A man in British Columbia received a distracted driving ticket, despite his iPhone having a dead battery, reports CTV News.

According to the final judgment from B.C. Provincial Court, Patrick Grzelak was “coming from work after a long day,” in his black Mercedes, heading Northbound on 152 Street in Surrey, B.C., back in October of 2018.

With his Apple iPhone in the centre cubby storage on the front of his dashboard, Grzelak had headphones in his ears via his smartphone. His iPhone battery was dead and the device was inoperable.

According to Justice B. Adair, he concluded, “In my view, by plugging the earbud wire into the iPhone, the defendant had enlarged the device, such that it included not only the iPhone (proper) but also attached speaker or earbuds. In the same way, I would conclude that if the defendant had attached an exterior keyboard to the device for ease of inputting data, then the keyboard would then be part of the electronic device.”

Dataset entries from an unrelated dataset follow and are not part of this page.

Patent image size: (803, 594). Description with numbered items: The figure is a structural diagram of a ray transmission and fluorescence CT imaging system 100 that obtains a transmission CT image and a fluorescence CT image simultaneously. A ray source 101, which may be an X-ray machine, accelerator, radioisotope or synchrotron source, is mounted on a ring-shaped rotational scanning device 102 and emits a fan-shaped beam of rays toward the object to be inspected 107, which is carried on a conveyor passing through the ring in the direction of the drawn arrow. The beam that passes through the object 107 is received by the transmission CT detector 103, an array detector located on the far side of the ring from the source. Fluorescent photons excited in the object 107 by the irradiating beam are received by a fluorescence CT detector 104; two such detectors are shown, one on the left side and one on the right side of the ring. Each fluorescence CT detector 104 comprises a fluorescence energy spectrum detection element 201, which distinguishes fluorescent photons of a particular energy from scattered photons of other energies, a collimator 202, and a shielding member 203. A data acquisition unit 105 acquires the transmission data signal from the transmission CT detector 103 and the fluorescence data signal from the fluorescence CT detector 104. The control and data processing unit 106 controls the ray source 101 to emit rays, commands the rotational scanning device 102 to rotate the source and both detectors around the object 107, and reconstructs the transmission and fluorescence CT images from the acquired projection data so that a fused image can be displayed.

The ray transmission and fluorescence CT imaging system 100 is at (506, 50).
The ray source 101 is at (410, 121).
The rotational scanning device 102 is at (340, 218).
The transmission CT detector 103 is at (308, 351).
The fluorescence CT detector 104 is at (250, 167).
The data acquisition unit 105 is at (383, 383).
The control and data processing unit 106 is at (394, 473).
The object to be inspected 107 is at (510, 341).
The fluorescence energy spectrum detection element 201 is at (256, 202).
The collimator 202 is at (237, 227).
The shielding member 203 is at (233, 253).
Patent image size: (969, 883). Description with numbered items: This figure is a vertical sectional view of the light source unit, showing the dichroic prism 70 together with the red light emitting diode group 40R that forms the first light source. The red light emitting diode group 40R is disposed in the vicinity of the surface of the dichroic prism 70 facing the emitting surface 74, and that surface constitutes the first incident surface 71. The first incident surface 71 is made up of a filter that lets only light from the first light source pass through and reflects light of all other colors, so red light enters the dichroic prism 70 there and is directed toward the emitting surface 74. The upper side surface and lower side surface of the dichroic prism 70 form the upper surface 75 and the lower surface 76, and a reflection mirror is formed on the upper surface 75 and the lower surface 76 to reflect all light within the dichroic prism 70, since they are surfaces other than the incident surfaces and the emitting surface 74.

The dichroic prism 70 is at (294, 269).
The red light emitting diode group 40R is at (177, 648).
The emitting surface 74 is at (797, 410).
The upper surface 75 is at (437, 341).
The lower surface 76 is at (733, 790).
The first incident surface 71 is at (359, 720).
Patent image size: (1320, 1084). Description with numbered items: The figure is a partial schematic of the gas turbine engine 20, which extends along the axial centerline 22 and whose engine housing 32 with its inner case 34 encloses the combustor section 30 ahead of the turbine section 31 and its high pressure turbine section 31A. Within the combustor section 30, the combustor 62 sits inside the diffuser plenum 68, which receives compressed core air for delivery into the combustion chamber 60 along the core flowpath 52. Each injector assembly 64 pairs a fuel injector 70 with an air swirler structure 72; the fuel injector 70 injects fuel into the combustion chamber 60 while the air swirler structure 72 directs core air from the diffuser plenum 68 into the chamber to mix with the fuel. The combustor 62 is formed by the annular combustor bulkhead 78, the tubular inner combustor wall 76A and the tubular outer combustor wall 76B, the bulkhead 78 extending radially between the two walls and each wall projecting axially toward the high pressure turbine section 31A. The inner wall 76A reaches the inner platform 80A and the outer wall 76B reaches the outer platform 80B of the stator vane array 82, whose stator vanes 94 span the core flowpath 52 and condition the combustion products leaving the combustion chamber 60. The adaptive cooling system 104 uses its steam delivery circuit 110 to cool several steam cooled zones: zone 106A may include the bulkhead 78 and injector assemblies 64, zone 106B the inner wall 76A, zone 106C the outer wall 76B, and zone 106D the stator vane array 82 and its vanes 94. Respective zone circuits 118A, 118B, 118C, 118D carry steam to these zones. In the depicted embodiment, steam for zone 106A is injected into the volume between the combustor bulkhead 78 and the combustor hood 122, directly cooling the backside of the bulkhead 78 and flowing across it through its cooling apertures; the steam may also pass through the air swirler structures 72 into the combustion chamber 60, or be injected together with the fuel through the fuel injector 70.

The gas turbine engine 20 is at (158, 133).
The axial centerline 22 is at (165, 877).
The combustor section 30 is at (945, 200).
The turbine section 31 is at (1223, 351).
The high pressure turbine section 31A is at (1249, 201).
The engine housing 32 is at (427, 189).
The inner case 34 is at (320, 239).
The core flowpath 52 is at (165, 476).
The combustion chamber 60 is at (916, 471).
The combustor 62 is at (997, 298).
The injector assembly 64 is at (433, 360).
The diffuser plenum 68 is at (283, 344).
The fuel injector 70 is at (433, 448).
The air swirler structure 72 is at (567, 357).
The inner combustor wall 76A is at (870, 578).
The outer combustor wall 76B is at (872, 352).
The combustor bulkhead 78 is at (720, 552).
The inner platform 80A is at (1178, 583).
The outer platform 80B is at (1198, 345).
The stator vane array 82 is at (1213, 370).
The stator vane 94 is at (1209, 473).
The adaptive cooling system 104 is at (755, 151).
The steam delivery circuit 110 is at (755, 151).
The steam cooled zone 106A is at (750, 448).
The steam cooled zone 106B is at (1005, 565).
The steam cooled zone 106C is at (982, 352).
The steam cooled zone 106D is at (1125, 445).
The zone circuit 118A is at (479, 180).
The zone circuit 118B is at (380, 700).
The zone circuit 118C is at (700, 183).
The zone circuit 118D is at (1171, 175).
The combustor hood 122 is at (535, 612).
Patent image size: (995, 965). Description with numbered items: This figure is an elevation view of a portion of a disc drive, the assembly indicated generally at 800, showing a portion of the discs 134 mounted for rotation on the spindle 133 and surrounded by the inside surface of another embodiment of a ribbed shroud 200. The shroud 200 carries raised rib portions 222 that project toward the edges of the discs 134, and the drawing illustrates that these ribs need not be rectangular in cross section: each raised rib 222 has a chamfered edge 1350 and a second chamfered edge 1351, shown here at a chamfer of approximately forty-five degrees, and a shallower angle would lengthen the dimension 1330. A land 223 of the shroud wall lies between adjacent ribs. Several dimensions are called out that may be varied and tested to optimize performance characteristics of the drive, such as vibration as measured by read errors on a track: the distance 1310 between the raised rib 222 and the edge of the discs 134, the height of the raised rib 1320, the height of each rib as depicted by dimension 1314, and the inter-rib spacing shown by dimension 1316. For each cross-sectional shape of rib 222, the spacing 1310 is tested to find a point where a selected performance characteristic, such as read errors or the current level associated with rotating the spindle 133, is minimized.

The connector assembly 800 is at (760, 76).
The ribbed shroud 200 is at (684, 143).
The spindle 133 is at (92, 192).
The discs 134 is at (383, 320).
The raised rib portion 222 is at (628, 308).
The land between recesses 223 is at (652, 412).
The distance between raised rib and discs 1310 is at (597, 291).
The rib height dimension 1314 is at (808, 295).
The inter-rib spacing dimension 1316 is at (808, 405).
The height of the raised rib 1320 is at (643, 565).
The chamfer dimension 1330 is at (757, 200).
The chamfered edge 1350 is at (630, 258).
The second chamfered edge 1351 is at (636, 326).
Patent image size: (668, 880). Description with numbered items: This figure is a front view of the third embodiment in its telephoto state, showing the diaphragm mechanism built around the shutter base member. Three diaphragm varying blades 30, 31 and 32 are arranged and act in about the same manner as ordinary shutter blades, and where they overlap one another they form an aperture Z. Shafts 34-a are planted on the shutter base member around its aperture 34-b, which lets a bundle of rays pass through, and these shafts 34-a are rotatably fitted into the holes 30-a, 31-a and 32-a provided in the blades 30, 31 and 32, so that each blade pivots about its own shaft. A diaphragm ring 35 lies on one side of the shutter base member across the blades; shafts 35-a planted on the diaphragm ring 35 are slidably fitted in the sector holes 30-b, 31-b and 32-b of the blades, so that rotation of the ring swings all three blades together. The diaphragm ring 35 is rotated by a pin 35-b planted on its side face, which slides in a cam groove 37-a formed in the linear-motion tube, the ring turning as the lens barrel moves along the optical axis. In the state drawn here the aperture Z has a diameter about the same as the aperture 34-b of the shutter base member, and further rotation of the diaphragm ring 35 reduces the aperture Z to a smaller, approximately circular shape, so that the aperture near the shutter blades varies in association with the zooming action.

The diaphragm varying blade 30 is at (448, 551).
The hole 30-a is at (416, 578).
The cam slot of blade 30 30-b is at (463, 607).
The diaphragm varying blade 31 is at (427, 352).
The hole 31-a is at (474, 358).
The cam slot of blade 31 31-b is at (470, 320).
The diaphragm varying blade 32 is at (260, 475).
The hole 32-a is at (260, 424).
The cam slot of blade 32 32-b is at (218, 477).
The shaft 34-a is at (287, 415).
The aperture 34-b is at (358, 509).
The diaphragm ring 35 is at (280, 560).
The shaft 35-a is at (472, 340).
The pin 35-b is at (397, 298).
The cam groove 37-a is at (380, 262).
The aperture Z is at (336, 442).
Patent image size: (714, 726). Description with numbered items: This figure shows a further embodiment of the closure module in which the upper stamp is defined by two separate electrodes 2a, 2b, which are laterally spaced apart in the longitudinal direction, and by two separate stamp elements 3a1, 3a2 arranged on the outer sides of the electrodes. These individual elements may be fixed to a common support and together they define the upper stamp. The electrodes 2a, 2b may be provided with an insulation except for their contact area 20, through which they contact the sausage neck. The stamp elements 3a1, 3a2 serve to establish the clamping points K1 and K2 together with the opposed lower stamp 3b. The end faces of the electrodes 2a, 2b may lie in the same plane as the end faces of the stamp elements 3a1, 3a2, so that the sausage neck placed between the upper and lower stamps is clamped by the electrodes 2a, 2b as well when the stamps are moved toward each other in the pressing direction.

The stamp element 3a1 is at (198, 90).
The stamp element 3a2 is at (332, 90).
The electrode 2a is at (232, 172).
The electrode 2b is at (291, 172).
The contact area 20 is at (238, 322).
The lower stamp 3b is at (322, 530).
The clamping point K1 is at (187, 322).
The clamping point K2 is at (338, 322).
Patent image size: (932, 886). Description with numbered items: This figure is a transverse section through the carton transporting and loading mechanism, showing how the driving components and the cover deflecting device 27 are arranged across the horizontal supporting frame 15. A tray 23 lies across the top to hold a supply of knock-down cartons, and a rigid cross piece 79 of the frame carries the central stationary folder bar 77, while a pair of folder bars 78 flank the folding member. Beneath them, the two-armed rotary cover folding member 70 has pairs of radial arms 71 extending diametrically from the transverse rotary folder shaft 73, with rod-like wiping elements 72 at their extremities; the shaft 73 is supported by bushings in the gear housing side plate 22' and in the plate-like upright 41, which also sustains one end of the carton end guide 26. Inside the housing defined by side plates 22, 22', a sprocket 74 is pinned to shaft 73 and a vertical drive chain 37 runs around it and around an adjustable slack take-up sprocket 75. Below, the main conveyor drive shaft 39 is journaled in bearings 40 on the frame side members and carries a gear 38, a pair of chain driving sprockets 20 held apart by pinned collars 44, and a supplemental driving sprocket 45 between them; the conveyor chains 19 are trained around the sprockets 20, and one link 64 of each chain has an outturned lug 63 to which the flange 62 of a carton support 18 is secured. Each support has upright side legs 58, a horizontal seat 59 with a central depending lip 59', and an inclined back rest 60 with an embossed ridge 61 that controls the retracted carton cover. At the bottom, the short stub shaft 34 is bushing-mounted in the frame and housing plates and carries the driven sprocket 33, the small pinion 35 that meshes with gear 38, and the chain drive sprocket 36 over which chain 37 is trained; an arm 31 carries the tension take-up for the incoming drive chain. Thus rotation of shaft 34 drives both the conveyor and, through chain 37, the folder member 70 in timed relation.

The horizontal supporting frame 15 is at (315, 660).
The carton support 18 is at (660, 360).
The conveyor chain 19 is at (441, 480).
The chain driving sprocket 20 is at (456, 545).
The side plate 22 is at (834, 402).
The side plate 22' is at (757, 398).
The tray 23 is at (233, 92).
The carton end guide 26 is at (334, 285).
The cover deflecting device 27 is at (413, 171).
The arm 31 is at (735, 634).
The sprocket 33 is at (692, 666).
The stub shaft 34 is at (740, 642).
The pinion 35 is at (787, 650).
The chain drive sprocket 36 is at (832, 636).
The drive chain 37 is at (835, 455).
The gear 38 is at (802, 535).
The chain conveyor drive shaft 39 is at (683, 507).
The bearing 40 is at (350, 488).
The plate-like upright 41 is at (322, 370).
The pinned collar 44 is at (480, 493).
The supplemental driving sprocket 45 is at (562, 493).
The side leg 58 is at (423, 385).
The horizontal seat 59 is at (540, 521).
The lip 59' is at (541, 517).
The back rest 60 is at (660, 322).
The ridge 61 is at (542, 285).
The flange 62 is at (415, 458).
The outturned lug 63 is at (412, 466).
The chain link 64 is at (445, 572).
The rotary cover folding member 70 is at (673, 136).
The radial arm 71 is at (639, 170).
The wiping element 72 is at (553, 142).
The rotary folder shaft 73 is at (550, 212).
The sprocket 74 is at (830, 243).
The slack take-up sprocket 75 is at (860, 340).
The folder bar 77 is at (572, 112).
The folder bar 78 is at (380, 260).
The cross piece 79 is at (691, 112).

The Judge wrote since Grzelak had headphones on, “it necessarily follows that the defendant was holding the device (or part of the device) in a position in which it could be used, i.e. his ears.”

The final verdict referenced a previous 2015 court ruling, in which a distracted driving ticket was upheld since a smartphone was being held in a position it may be used, despite a dead battery.

Justice Adair concluded reliance on the 2015 ruling and Section 214.1 (a) of the Motor Vehicle Act, which prohibits holding a smartphone or electronic device “in which it may be used constitutes the offence, even if it is temporarily inoperative.”

So there you have it folks. Even with a smartphone out of battery life, you can still get a distracted driving ticket in B.C. because you’re not allowed to hold a device under the Motor Vehicle Act.